Mucho se habla del papel que el flamante ganador del FC Barcelona Got Talent debe protagonizar de cara a la próxima temporada. Se habla de una plaza fija e inamovible en el primer equipo, así como la oportunidad de ser parte protagonista de un convenio de colaboración entre Ajax y FC Barcelona que le mandaría a un erasmus de doce meses para formar parte del mejor equipo de la Eredivisie. Pero poco se habla de la opción que, a día de hoy es más sensata, y que no es nada más que un calco que la que protagonizó Carles Aleñá: una participación fija y habitual en dinámica de primer equipo (entrenamientos continuados que le ofrezcan las mismas oportunidades que los otros, en modo “si lo mereces vas a jugar”, y una presencia en convocatorias que no sea vista como una eventualidad o experimento) pero con un último año de formación y participación con el filial, ejerciendo, esta vez sí, la figura de líder del centro del campo.
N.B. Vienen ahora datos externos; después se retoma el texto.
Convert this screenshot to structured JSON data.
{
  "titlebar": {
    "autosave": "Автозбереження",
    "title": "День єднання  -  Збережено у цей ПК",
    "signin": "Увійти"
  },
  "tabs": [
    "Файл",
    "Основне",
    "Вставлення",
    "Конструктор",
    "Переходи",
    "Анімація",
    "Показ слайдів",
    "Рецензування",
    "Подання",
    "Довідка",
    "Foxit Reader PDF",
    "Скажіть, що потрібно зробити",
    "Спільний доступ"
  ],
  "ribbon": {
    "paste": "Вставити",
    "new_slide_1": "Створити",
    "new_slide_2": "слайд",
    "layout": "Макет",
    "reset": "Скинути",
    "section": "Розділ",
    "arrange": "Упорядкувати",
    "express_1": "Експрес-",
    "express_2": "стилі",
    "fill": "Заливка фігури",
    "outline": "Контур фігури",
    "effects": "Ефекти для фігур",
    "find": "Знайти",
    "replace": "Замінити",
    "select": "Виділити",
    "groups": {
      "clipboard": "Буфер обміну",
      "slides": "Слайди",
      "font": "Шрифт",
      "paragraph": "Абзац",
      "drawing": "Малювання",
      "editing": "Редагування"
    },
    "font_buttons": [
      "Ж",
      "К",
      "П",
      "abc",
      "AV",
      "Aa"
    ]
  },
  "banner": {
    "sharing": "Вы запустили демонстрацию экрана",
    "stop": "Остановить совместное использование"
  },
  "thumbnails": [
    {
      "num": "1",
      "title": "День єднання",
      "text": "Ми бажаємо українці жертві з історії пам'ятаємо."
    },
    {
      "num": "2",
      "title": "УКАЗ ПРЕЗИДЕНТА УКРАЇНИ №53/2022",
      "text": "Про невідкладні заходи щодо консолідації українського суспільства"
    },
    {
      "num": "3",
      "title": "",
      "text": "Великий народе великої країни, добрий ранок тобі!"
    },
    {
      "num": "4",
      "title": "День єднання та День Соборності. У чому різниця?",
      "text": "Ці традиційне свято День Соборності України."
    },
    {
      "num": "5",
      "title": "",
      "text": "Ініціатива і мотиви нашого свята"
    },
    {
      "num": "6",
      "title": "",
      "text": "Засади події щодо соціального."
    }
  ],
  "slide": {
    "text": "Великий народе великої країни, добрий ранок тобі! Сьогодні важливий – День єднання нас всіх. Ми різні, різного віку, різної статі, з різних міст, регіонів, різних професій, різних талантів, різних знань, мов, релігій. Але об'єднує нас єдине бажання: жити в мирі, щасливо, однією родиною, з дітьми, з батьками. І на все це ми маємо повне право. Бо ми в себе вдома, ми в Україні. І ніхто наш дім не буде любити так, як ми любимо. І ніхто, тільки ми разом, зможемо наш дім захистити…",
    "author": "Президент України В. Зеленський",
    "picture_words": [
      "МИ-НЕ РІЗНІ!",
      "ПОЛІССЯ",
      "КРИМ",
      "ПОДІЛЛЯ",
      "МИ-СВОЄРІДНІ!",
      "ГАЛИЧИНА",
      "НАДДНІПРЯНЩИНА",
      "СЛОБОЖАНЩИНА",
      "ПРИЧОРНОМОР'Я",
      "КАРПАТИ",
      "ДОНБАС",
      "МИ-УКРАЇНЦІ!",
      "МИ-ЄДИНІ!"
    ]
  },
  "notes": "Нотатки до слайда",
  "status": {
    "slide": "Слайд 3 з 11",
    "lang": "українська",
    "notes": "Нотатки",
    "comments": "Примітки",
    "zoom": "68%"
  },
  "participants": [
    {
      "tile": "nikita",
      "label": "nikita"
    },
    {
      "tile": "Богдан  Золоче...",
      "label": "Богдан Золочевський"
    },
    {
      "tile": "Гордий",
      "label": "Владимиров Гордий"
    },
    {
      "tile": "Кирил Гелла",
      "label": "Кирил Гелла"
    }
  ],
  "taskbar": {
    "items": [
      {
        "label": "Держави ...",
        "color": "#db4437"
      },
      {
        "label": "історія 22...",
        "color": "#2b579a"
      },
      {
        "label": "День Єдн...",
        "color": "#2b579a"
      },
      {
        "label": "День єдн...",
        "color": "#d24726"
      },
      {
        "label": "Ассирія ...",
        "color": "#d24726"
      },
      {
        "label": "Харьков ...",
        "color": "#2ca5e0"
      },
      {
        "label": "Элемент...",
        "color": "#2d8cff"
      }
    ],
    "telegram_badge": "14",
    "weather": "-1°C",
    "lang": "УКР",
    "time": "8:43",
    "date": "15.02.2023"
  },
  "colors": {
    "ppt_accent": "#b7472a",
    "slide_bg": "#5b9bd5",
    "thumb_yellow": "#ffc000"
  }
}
La figura previa a un ascenso hacia el primer equipo que el trabajo realizado por el jugador se va a encargar de determinar. Porque la cuota de talento natural ya está ahí, ya la tiene más que cubierta. Sin embargo, debe ser complementada, porque lo que suplementa y perfecciona al artista es el trabajo, el oficio, la técnica. Algo que ya se ha estado trabajando y que nos va a permitir ver, en sus próximas actuaciones, a un talento aún más compacto y sólido. Y entonces entenderemos qué habrá supuesto esta temporada (para algunos perdida o desaprovechada, para mí invertida) para Riqui Puig.

Damas y caballeros: bienvenidos y que disfruten del espectáculo.